Checking an Error Message
If a failure occurs in a disk drive, the console screen displays an error message. You can also check for such a message by opening the /var/adm/messages file.
This procedure describes how to check for the slot of a failed disk drive within the hardware RAID volume or a failed hot spare disk drive.
  1. Check the DevHandle value of the failed disk drive.
    In the following example of an error message, the value is "11" (DevHandle 0x11).
Jun 10 16:33:33 A4U4S429-D0 scsi: /pci@8000/pci@4/pci@0/pci@0/scsi@0 (mpt_sas0):
Jun 10 16:33:33 A4U4S429-D0 PhysDiskNum 1 with DevHandle 0x11 in slot 0 for enclosure with handle 0x0 is now offline
Jun 10 16:33:33 A4U4S429-D0 scsi: /pci@8000/pci@4/pci@0/pci@0/scsi@0 (mpt_sas0):
Jun 10 16:33:33 A4U4S429-D0 PhysDiskNum 1 with DevHandle 0x11 in slot 0 for enclosure with handle 0x0 is now , active, out of sync, write cache enabled
Jun 10 16:33:33 A4U4S429-D0 scsi: /pci@8000/pci@4/pci@0/pci@0/scsi@0 (mpt_sas0):
Jun 10 16:33:33 A4U4S429-D0 PhysDiskNum 1 with DevHandle 0x11 in slot 0 for enclosure with handle 0x0 is now , active, out of sync
Jun 10 16:33:33 A4U4S429-D0 scsi: WARNING: /pci@8000/pci@4/pci@0/pci@0/scsi@0
(mpt_sas0):
Jun 10 16:33:33 A4U4S429-D0 Volume 286 is degraded
Jun 10 16:33:33 A4U4S429-D0 scsi: /pci@8000/pci@4/pci@0/pci@0/scsi@0 (mpt_sas0):
Jun 10 16:33:33 A4U4S429-D0 Volume 0 is now degraded
Jun 10 16:33:33 A4U4S429-D0 scsi: WARNING: /pci@8000/pci@4/pci@0/pci@0/scsi@0
(mpt_sas0):
Jun 10 16:33:33 A4U4S429-D0 Volume 286 is degraded
Jun 10 16:33:33 A4U4S429-D0 scsi: /pci@8000/pci@4/pci@0/pci@0/scsi@0 (mpt_sas0):
Jun 10 16:33:33 A4U4S429-D0 Volume 0 is now , enabled, active, data scrub in progress Jun 10 16:33:33 A4U4S429-D0 scsi: WARNING: /pci@8000/pci@4/pci@0/pci@0/scsi@0 (mpt_sas0):
Jun 10 16:33:33 A4U4S429-D0 Volume 286 is degraded
Jun 10 16:33:33 A4U4S429-D0 scsi: /pci@8000/pci@4/pci@0/pci@0/scsi@0 (mpt_sas0):
Jun 10 16:33:33 A4U4S429-D0 Volume 0 is now , enabled, active, data scrub in progress
  1. Check the output results from the show-children command, which were recorded beforehand.
    The PhyNum value of the Target value matching the DevHandle value obtained from the check in step (1) indicates the slot of the failed disk drive.

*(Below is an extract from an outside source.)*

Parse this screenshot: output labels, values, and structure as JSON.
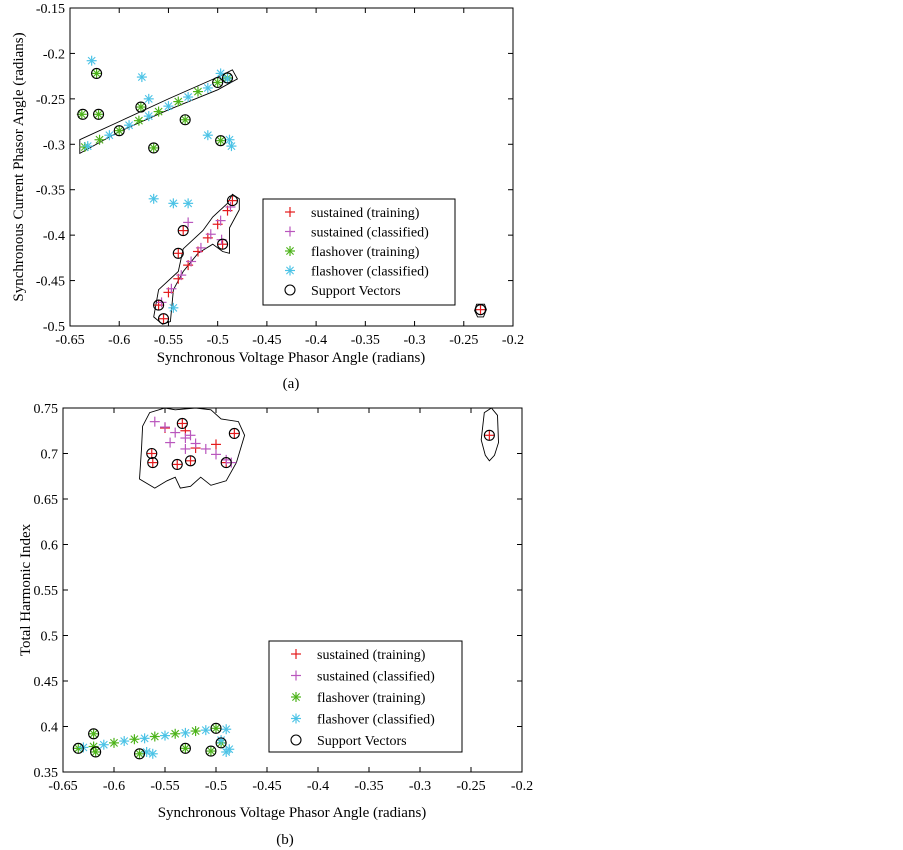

    In the following example, the PhyNum value of Target 11 is 7, so it can be determined that the failed disk drive is in slot 7.
{0} ok show-children
:
Omitted
:
Target 11
Unit 0 Disk TOSHIBA MBF2600RC 3706
1172123568 Blocks, 600 GB
SASDeviceName 50000393c813ae72 SASAddress 50000393c813ae74
PhyNum 7
:
Omitted
:
Note - A change of the disk drive mounting status also changes the DevHandle value.
Displaying the Status With the FCode Utility
To check for a disk drive failure, stop the system, and use the show-volumes command of the FCode utility command.

For details, see "14.2.8 Checking the Status of a Hardware RAID Volume and a Disk Drive."
Displaying the status with the SAS2IRCU utility
You can also use the SAS2IRCU utility to check for a disk drive failure.
For details on the SAS2IRCU utility, see the beginning of "14.2 Configuring Hardware RAID." Also, for the display status with SAS2IRCU utility, see "14.2.8 Checking the Status of a Hardware RAID Volume and a Disk Drive" and for display examples, see "Appendix F SAS2IRCU Utility Command Examples."